The desert passes in a blur of oranges, pinks, and purples as the sun sets. Linda strokes the fur of the puppy. “I’m naming him Guadalupe,” she says. “And every day that he is alive, he will remind me to believe. I will remember that all this death was my doing because I doubted, because I thought I was smarter, I knew more. I must believe it all, even the parts that I don’t want to be true…about the demons. No matter who they are.”

Kit’s blue eyes meet Linda’s in the rearview mirror. “No matter who they are,” she says as Yves turns onto the long ranch road, into a cloud of toxic smoke.

Flames lick the sky.

“The girls!” Linda calls out. “The ranch! All I have left!”

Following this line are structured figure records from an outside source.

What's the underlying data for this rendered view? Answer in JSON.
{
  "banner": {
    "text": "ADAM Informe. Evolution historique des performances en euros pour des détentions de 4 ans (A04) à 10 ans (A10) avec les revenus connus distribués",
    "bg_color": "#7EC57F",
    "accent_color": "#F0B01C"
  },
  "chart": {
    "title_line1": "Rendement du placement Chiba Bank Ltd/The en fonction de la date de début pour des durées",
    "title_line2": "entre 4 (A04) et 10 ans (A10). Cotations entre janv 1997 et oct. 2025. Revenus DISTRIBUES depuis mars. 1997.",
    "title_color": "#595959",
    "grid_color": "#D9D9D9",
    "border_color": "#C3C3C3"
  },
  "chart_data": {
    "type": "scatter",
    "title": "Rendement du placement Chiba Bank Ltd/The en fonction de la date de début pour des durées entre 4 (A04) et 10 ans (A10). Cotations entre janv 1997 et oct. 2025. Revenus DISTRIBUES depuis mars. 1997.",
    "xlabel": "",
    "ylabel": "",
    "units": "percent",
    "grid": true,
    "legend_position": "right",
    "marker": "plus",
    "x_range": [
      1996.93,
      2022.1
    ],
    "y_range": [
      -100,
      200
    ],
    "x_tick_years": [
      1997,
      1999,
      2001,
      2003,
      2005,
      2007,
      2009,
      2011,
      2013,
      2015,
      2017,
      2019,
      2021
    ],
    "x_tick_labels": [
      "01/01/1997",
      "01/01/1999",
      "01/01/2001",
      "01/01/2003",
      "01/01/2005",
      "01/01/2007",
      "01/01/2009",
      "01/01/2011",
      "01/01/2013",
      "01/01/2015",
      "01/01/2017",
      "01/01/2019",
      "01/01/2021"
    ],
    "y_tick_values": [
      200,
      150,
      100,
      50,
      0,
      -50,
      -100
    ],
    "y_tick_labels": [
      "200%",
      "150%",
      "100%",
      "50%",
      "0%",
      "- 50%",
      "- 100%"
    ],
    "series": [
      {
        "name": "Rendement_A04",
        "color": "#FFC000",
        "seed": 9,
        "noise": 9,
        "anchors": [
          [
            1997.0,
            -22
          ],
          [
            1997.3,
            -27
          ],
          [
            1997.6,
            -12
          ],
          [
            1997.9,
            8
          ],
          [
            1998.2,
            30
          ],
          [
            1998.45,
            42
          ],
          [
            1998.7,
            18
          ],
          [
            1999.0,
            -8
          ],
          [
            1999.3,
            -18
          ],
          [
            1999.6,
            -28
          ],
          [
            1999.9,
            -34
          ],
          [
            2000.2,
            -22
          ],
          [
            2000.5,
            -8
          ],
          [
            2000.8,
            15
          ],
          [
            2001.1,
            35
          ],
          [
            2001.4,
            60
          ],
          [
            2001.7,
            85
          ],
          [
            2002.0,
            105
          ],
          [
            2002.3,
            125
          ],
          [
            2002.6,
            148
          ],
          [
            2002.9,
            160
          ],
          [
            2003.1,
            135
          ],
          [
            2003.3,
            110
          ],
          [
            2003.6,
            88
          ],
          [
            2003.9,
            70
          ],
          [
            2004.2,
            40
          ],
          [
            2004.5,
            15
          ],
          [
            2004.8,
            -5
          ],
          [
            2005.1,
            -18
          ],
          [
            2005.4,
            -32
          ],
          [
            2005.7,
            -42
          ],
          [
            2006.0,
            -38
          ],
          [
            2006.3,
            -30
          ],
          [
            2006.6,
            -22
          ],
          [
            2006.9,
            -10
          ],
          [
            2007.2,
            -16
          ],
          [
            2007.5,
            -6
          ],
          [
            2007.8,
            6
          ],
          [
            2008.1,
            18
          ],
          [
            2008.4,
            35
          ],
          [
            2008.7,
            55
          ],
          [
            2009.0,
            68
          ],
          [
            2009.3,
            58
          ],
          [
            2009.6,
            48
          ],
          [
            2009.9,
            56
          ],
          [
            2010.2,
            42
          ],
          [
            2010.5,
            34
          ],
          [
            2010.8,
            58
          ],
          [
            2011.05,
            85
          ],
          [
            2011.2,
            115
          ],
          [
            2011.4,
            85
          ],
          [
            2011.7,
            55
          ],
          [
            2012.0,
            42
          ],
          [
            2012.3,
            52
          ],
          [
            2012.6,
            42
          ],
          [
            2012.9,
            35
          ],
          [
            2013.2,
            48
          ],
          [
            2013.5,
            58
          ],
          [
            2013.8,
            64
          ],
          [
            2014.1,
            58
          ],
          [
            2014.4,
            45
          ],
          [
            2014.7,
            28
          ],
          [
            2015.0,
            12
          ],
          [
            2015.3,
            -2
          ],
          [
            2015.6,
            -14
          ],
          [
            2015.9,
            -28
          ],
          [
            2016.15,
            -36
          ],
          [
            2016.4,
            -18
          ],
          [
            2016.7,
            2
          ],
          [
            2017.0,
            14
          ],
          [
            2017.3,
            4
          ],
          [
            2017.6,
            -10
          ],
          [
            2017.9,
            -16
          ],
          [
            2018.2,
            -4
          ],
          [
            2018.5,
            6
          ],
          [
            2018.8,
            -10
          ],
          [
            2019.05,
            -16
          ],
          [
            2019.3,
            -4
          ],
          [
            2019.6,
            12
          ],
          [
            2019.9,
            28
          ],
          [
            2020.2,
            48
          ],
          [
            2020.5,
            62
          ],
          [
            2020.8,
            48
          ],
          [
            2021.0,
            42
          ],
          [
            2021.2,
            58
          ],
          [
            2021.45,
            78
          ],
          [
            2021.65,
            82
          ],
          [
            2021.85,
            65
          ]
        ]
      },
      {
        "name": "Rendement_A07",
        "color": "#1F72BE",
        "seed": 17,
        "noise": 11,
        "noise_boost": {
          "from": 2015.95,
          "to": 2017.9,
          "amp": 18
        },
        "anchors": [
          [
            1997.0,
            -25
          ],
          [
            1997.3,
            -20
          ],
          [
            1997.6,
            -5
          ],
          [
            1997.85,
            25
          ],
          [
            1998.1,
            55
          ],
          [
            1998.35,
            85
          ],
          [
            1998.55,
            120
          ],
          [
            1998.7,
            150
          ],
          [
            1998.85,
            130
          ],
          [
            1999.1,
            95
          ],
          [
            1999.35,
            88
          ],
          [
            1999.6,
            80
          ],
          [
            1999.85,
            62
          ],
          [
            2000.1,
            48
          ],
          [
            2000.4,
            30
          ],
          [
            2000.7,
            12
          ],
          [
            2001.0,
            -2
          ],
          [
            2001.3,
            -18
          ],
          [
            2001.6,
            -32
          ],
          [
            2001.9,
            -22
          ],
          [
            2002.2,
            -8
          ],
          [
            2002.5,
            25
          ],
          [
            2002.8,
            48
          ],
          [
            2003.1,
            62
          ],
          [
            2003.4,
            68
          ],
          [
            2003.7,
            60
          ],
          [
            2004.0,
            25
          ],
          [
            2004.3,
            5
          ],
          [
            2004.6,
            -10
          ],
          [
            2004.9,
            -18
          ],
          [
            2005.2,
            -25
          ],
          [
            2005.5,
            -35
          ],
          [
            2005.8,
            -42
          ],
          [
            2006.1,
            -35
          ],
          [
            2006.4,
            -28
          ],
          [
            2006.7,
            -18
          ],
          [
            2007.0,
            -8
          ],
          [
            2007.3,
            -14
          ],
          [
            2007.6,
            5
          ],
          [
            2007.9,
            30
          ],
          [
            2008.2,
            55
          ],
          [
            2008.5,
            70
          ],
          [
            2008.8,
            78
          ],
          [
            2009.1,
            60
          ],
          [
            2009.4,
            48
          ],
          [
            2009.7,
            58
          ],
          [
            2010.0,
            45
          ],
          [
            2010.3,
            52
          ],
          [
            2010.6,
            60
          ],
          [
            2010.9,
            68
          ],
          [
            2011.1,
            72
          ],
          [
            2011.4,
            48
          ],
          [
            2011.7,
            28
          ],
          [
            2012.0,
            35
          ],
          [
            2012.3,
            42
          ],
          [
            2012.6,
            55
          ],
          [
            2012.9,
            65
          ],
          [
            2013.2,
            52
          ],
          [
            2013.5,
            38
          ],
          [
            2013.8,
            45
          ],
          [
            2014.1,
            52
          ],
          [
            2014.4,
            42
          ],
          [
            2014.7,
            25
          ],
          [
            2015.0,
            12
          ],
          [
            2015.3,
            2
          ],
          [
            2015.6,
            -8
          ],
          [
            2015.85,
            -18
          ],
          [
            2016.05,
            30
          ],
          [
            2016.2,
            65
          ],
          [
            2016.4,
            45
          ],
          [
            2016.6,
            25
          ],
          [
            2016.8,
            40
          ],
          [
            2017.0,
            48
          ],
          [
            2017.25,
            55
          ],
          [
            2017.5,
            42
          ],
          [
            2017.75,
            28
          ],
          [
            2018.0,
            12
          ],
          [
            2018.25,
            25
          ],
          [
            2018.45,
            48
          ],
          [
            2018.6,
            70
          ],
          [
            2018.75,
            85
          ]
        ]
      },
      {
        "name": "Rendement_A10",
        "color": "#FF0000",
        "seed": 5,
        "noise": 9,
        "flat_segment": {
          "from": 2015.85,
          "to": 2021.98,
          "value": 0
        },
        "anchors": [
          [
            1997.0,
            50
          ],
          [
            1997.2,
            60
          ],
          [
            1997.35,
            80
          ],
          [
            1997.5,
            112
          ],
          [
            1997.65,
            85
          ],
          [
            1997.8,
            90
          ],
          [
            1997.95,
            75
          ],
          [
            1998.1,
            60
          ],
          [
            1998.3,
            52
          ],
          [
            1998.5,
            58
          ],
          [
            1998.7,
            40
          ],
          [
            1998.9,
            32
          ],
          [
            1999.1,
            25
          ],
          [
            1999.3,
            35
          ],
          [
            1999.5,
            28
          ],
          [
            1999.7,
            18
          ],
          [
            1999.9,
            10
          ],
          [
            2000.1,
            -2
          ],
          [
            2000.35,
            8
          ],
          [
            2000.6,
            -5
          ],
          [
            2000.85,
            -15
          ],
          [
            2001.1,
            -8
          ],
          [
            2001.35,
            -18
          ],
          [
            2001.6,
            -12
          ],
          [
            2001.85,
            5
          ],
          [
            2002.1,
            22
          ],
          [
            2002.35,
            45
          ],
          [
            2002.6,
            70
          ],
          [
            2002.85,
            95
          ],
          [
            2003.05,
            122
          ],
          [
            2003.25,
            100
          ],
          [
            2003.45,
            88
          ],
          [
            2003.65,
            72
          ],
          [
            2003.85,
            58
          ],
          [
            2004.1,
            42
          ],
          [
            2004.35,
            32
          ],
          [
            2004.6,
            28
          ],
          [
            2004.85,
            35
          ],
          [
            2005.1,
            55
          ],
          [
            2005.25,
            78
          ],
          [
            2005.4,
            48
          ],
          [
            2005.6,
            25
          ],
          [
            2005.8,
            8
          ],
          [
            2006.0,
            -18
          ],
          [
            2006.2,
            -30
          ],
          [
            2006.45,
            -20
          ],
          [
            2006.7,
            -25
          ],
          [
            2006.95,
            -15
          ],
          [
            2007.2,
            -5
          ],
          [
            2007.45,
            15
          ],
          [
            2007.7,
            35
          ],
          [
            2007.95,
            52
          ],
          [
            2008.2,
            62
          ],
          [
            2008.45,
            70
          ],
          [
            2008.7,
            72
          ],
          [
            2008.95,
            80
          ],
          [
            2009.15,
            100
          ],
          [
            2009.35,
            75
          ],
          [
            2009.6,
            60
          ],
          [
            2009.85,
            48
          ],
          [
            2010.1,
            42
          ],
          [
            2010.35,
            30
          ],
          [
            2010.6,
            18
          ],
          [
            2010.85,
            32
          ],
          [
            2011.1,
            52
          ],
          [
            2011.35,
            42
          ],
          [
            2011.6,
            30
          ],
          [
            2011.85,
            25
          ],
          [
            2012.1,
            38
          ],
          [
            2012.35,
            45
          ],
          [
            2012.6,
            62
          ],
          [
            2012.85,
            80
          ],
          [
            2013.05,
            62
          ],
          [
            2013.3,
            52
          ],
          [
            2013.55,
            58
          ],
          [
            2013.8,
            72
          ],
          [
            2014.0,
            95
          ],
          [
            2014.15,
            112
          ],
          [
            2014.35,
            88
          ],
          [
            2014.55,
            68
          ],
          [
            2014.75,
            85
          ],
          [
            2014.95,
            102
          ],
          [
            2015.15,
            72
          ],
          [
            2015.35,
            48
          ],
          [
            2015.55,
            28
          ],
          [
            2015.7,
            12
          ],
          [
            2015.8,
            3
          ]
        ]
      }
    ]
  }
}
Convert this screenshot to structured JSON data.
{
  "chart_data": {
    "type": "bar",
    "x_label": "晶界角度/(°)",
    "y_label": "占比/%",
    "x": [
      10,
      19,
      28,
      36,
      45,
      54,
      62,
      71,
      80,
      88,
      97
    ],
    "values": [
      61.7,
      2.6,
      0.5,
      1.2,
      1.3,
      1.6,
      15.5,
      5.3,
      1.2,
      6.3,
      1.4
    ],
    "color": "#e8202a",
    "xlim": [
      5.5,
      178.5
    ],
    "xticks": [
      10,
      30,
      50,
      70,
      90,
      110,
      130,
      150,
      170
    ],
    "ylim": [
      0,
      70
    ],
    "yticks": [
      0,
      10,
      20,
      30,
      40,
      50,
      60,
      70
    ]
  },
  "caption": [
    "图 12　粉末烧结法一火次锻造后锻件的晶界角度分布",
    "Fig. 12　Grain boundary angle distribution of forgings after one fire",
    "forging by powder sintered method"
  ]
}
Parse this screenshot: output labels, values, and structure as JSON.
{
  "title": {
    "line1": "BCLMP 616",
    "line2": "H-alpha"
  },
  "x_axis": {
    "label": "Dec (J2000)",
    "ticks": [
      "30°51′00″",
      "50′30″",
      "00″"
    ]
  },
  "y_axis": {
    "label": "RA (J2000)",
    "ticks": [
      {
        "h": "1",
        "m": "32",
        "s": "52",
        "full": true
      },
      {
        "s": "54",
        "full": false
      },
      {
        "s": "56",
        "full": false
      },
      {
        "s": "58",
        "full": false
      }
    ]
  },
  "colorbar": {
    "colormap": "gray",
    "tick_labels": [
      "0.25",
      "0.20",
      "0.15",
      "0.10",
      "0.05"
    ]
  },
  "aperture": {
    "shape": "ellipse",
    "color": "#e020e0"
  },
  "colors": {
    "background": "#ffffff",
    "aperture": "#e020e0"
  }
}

Suddenly, a torrential sheet of rain pours down from what had been a cloudless sky.

Zandra and the four children stand in the downpour, watching their home burn to ash. Sirens sound in the distance. 

Marina comes to the car window, water running rivers down her brow. “I couldn’t stop them. I tried...the rain…” 

         The rain stops, the last embers burn. 

Estrella and Guadalupe cuddle in the backseat of the Mercedes. For the first time in two days, Victor Chavez’s young daughter sleeps. 

The puppy extends his oversized paw around Estrella’s curled body, opens one wolfish eye, and growls.